I'm so glad I squeezed in some time to walk around downtown Indy. Like Mayor Ballard said at the opening plenary, "I bet most of you will leave Indy saying, I never knew.” So true; I had no idea. Look forward to coming back!
4. Times they are a changing.
"Is it time to move away from the house museum as our “go to” strategy for preservation?"- Stephanie Meeks. "Historic Preservation should be focused more about quality of life and less about history."- Gustavo Araoz. "Always let people comment. Even if they're crazy." -@presnation twitter
Are we becoming more laid-back? Or are we just realizing that the more inclusive preservation is the more we can achieve? Perhaps a little of both.
There also seemed to be a new catch phrase to describe advocacy and membership tactics to attract the elusive "young, engaged, and diverse" crowd preservation is after: "Preservation through the back door." Couldn't help but think of this...
3. Preservationists are jumping on the social media bandwagon.

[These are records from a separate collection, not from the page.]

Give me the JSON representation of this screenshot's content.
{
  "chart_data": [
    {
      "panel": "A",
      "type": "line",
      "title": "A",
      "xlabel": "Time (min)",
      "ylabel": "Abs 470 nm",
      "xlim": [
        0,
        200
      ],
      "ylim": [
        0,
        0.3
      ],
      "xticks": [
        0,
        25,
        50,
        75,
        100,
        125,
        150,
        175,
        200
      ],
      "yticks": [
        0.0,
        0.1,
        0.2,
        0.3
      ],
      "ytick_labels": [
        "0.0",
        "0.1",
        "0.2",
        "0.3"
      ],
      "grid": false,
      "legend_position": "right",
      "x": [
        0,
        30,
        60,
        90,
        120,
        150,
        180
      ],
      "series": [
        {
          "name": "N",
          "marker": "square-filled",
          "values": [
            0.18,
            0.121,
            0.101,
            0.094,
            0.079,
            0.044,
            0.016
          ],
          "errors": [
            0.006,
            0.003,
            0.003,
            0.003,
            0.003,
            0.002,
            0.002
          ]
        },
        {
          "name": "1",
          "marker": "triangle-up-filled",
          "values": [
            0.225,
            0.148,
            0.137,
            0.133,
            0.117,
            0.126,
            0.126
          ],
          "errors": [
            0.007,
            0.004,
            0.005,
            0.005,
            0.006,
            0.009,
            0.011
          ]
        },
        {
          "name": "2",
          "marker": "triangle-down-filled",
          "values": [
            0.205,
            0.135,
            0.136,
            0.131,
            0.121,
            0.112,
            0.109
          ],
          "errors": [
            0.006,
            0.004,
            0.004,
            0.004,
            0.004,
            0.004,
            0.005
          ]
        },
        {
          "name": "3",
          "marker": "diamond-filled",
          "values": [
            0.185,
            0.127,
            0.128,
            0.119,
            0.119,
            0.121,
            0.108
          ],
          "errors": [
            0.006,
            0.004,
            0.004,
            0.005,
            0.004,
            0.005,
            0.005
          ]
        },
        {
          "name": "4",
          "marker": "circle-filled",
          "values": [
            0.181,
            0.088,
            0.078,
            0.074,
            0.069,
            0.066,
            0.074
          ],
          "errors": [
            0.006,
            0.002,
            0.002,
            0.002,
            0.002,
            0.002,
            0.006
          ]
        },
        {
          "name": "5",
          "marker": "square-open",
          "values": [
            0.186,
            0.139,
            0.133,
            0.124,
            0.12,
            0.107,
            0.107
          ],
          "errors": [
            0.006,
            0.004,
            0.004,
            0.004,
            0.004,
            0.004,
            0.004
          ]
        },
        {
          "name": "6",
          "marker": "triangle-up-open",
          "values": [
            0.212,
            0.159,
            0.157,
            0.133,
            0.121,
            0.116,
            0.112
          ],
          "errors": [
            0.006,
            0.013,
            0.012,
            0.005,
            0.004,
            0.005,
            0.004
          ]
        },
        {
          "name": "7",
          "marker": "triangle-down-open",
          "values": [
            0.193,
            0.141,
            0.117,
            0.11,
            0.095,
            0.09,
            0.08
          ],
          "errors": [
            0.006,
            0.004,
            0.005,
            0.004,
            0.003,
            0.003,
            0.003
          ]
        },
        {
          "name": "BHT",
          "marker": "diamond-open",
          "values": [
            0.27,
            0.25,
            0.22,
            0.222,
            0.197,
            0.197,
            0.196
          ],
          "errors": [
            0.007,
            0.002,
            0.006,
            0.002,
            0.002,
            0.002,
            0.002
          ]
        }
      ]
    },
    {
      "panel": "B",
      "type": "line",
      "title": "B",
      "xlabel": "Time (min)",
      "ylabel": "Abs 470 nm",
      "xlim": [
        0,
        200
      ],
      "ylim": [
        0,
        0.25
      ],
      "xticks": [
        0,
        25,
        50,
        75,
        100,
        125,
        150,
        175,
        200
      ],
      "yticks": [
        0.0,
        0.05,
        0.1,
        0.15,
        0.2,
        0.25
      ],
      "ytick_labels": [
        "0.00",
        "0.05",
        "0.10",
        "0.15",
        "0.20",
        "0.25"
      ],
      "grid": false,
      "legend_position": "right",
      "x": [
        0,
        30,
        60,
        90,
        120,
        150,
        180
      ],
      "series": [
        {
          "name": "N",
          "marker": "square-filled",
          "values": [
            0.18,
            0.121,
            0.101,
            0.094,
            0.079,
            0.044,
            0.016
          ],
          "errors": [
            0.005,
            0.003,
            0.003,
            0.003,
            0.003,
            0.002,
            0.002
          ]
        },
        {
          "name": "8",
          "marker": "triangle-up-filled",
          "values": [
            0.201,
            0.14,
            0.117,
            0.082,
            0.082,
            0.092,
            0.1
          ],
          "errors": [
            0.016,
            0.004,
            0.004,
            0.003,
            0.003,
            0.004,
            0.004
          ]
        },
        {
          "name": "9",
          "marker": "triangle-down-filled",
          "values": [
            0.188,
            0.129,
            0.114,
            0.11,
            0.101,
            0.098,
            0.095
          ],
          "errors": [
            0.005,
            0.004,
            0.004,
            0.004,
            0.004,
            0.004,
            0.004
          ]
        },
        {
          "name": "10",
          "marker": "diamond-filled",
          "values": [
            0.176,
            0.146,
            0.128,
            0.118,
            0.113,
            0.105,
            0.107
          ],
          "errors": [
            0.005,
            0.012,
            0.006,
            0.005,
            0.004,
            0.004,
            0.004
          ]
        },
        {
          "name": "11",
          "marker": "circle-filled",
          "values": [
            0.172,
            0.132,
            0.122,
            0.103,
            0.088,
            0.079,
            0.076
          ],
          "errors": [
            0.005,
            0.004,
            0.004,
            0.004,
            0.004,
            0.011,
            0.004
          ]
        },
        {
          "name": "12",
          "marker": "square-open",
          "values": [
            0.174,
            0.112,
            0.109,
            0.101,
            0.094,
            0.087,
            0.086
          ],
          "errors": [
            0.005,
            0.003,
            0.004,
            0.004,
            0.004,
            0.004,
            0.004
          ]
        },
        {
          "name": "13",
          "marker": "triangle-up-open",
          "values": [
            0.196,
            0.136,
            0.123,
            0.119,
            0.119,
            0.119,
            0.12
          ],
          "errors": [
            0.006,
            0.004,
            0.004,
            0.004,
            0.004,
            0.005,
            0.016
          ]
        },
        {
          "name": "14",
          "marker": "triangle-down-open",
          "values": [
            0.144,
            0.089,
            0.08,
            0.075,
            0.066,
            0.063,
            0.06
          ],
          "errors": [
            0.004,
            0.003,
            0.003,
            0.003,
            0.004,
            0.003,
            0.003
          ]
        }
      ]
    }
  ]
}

One of the biggest challenges for preservation has been spreading the preservation gospel to the unconverted; thanks to social media, the message is spreading a little faster. The presconf tweetup was the biggest to date and the New Media, New Audiences session led by Kaitlin O’Shea of Preservation in Pink was packed. It was great to finally meet many preservation bloggers/tweeters I’ve been following for a while!
2. Don’t be stodgy.
Preservation doesn’t have to be boring. With some creativity and strategic partnerships, preservation can be fun, dare I say cool. An inspiring and important session was Cocktails, Coloring Books, and Cyberspace in which the Landmark Society of Western New York introduced several of their new advocacy and membership tools. My favorite? The "Where the #&@$ am I? coaster. The Landmark Society will partner with historic bars in Rochester, New York in order to have these coasters available for patrons. Each coaster has a QR code specific to that bar; when scanned, the code will direct the user to a website that will tell the history of the bar and show it's location. Pretty genius.
1. Just Do It.
Art, Heritage, and Quality of Life: Lessons from the Venice Biennale preached a “just do it” approach to public places, heritage, and art. Traditional preservation work can be quite tedious because of bureaucratic red tape but this session left me feeling inspired to work on a few preservation projects I’ve kept on the back burner for a while now. The Howling Mob Society (bottom left), New Public Sites (top left), and M12 Studio (right), reminded us that it can be quite liberating to operate outside the lines.
Bonus takeaway: Verncaular architecture rockstar and keynote speaker, Henry Glassie, holds a striking resemblance to Sam Elliot. Thanks Tiffany from Historic Indianapolis for pointing that out!